UKC did an inspiring article on the ridge climbs in Jotunheimen. We had all been considering Storen by the North ridge, a Norwegian 3+ route, but Amy and I felt we hadn’t been moving together fast enough on Asklo Ridge to take on this bigger outing (guidebook time of 17hrs). Asklo had been that awkward/blurred terrain of scrambling with sections of easy climbing up to Severe, which Amy would normally pitch on trad multi pitch days in the UK, but here we needed to be comfortable moving fast together with minimal gear between us.
To anyone on road bikes or even just driving, the 55 along the north of the park in an amazingly scenic road with good tarmac!
6. FlatangerHome to the hardest sport climbing route in the world.
We stayed at Flatanger Camping campsite, a happy mistake because although it wasn’t the closest to the crag it was great value and had excellent facilities! We took advantage of their indoor lounge and cooking area (complete with an oven - very exciting after a couple of weeks cooking on a gas camping stove) by making pizzas and having some film nights. The campsite owners were very friendly and even had canoes and boats to hire, fantastic for exploring the surrounding fjords. The climbing at Flatanger was excellent, there is lots of climbing at all grade ranges on fantastic rock. I think the highlight for me was Berntsenbanden, a bit like a 7c version of Vector at Tremadog. Sport climbing on steep granite was really cool!

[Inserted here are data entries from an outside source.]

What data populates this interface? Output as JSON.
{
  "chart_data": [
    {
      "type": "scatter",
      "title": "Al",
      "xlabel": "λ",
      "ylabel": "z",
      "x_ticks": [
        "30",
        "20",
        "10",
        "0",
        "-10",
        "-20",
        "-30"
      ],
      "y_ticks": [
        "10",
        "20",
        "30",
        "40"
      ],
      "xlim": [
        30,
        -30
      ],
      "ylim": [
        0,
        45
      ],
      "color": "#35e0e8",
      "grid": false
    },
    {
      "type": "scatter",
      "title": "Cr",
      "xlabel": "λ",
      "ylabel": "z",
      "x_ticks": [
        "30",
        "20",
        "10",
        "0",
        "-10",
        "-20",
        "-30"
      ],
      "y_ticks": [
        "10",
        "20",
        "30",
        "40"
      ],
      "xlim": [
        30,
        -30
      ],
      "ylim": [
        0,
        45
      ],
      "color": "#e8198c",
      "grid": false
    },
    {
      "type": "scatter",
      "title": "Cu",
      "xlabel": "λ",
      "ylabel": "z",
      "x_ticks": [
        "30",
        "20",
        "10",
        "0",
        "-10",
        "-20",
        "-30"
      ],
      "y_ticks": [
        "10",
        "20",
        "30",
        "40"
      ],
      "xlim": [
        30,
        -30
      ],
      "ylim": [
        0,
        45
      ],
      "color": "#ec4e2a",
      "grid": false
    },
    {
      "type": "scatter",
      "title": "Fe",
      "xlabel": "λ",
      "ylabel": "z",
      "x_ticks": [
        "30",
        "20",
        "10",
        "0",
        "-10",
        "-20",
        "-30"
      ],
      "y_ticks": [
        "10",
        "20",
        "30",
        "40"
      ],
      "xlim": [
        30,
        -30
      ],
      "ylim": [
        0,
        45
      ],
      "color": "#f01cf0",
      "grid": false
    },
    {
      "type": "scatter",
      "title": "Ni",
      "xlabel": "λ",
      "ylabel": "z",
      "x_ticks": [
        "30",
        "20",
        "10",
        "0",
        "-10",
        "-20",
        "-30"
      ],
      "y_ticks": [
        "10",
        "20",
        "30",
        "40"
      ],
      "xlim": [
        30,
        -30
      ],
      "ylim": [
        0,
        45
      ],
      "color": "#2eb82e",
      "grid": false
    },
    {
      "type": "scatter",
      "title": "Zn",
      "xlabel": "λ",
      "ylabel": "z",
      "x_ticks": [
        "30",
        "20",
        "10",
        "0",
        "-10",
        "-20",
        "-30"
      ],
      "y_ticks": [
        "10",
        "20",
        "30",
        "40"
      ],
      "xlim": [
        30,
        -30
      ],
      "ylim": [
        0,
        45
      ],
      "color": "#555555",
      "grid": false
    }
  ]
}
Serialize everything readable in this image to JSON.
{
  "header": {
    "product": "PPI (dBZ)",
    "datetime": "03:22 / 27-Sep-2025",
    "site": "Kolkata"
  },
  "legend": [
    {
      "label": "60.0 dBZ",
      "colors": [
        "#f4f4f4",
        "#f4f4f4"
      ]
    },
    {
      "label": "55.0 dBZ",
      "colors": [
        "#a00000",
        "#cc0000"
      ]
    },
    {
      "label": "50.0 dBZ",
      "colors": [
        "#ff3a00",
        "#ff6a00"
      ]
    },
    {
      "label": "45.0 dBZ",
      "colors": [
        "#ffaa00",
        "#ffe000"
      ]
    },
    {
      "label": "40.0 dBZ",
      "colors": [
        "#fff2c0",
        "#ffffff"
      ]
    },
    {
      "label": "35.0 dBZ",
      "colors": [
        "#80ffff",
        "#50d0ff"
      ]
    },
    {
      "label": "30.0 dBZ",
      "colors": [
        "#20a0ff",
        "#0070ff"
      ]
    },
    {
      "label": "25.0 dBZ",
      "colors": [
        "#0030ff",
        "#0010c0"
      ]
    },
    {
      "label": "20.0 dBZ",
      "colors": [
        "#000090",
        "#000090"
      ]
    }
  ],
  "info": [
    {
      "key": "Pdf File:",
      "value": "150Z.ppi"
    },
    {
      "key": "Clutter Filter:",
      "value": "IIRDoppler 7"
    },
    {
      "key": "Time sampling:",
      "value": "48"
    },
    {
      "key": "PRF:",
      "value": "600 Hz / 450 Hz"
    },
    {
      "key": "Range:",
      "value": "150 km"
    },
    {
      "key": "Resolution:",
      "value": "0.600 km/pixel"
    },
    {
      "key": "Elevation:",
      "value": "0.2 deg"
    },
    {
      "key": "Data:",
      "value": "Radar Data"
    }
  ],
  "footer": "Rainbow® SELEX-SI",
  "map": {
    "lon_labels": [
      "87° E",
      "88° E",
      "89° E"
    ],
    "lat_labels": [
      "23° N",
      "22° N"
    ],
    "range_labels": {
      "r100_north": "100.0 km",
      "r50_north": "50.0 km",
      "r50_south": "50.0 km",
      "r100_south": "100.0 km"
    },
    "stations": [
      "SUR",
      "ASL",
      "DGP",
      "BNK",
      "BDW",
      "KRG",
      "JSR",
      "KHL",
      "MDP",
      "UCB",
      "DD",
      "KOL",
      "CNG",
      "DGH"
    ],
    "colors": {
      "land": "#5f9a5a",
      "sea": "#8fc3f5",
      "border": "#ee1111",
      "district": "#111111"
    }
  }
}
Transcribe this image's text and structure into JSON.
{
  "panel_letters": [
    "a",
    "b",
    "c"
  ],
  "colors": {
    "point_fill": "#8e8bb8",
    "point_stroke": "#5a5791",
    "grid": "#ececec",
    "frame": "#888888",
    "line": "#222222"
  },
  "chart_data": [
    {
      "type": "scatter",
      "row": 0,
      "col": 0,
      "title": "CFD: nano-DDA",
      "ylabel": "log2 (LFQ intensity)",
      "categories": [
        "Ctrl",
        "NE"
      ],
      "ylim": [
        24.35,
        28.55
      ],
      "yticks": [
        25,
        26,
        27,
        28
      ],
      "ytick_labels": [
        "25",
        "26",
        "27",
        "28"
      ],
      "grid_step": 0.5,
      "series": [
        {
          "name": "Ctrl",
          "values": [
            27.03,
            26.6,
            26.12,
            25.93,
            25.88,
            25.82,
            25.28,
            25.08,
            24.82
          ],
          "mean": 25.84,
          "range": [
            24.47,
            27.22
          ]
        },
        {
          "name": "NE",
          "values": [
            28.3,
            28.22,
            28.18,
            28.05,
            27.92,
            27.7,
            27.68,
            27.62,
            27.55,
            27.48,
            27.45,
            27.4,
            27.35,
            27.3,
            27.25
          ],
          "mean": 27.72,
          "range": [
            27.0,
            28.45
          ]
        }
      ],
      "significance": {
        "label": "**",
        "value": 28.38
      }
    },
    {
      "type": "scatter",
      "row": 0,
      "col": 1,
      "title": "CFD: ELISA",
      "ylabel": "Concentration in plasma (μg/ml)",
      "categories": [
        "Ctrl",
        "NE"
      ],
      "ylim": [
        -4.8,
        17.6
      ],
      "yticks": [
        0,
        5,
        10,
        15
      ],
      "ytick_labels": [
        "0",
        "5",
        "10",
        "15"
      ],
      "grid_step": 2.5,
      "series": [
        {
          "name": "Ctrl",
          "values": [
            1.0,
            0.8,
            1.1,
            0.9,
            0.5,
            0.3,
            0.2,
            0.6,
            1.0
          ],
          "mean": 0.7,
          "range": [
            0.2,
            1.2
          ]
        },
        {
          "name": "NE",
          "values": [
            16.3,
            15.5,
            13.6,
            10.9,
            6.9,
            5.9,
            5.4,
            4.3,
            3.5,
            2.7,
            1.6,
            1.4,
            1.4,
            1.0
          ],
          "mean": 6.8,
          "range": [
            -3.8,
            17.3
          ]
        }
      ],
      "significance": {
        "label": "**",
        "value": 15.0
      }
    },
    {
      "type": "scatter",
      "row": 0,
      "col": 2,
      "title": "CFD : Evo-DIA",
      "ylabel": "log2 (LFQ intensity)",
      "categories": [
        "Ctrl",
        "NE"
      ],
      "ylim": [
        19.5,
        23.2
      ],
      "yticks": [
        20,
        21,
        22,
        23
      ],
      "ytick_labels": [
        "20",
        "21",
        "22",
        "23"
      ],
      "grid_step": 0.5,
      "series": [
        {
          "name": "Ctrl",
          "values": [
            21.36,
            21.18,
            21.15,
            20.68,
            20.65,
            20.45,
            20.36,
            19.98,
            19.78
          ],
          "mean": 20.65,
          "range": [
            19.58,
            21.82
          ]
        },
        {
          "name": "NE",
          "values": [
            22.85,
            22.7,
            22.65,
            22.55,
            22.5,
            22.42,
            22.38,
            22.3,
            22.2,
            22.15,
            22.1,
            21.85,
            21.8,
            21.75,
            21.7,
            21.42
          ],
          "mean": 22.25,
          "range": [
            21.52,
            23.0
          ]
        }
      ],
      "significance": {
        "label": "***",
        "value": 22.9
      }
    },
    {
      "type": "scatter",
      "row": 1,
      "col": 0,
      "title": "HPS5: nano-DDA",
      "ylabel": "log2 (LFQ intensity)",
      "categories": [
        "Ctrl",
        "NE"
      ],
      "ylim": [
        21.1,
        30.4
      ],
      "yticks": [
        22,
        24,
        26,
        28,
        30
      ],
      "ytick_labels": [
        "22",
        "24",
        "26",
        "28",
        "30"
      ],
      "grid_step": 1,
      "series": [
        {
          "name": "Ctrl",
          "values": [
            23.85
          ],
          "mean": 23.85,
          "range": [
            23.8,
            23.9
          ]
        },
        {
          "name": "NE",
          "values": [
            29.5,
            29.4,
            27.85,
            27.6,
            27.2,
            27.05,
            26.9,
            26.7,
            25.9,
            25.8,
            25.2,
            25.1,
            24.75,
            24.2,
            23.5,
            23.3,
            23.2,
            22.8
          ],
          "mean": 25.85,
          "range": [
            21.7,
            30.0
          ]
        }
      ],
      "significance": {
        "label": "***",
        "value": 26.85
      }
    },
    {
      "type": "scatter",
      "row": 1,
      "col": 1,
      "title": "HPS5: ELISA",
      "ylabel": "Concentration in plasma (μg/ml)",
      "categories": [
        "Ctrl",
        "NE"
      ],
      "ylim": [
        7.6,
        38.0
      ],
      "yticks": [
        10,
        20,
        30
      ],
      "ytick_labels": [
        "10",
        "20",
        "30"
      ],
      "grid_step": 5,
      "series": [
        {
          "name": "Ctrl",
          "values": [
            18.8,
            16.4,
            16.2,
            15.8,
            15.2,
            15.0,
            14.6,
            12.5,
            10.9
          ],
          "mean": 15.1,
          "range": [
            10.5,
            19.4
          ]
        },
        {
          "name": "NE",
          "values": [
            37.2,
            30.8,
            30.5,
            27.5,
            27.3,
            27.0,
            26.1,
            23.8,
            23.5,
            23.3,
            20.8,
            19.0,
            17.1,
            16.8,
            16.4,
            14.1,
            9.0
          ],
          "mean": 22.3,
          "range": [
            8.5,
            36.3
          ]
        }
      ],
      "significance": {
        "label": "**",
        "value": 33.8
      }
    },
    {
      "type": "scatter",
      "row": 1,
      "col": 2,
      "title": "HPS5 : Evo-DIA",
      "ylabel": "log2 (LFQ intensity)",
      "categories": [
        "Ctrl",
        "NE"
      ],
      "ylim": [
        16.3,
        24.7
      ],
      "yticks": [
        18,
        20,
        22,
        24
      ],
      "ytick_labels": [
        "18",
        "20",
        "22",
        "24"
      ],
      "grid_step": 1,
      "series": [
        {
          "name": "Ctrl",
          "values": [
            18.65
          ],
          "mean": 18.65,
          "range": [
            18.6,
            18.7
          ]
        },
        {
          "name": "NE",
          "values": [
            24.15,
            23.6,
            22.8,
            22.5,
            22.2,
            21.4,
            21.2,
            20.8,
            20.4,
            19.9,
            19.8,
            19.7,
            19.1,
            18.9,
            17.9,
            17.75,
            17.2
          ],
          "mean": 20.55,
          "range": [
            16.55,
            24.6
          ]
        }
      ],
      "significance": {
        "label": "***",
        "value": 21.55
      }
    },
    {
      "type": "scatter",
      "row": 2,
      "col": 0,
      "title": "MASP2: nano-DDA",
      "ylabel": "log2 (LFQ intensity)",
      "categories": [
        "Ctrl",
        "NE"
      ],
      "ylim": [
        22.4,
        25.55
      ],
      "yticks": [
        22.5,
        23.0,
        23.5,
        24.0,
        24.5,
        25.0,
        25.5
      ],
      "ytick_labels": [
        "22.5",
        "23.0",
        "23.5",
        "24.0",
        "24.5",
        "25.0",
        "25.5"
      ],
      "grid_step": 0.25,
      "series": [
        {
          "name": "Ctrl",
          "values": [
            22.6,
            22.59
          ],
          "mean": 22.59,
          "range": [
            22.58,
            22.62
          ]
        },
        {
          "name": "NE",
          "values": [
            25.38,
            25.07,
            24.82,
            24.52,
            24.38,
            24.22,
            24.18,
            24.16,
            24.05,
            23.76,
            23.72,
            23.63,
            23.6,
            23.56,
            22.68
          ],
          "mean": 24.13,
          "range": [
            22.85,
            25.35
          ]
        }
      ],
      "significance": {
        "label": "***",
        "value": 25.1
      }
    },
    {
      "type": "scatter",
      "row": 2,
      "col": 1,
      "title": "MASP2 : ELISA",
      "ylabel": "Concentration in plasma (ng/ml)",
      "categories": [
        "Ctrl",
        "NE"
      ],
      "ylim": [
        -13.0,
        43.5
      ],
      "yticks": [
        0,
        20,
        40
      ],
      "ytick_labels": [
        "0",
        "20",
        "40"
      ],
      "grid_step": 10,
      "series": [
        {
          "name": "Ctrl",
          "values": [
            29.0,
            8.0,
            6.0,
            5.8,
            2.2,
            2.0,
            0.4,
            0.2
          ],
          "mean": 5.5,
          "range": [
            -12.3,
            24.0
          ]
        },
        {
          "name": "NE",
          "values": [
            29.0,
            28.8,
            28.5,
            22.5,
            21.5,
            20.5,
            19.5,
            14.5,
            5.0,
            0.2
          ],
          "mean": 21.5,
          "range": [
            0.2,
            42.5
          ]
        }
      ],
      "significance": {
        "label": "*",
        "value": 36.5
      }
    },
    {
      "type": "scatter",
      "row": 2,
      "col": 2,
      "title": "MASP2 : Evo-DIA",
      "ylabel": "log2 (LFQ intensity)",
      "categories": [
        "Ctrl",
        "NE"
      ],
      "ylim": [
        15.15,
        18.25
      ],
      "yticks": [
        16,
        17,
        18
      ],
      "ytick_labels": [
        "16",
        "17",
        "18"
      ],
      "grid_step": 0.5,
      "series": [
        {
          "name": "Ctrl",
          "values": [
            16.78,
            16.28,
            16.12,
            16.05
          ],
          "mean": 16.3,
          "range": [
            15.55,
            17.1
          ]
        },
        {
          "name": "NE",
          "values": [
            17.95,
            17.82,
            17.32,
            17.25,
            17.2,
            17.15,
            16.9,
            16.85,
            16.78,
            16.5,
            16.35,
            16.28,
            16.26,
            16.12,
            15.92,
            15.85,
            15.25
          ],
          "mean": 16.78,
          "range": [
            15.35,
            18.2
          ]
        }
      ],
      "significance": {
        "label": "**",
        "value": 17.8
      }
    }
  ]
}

7. InnerdalenThe most beautiful valley in Norway.
Our plan was to break up the journey back to Oslo by climbing Innerdalstårnet, a 1452m peak in apparently the most beautiful valley in Norway. Driving through sheets of rain to Innerdalen, we wondered whether our weather luck had run out. Waking up in misty cloud, Chris and Jen set off optimistically, while Amy and I slept longer, hoping the cloud would clear and planning to catch them up by fell running. Midday came, the cloud hadn’t lifted but we set off anyway, hoping we would be able to catch a glimpse of the stunning scenery at some point! At 1200m the miracle happened, we rose up above the cloud to climb the 200m scramble section (think Tryfan North Ridge) in glorious sunshine with a spectacular cloud inversion all around. The views were all the more special for the delayed reveal.
Dropping back down into the mist wasn’t such a joy, but we finished the day with coffee and freshly baked waffles and cinnamon buns at Renndølsetra, highly recommended.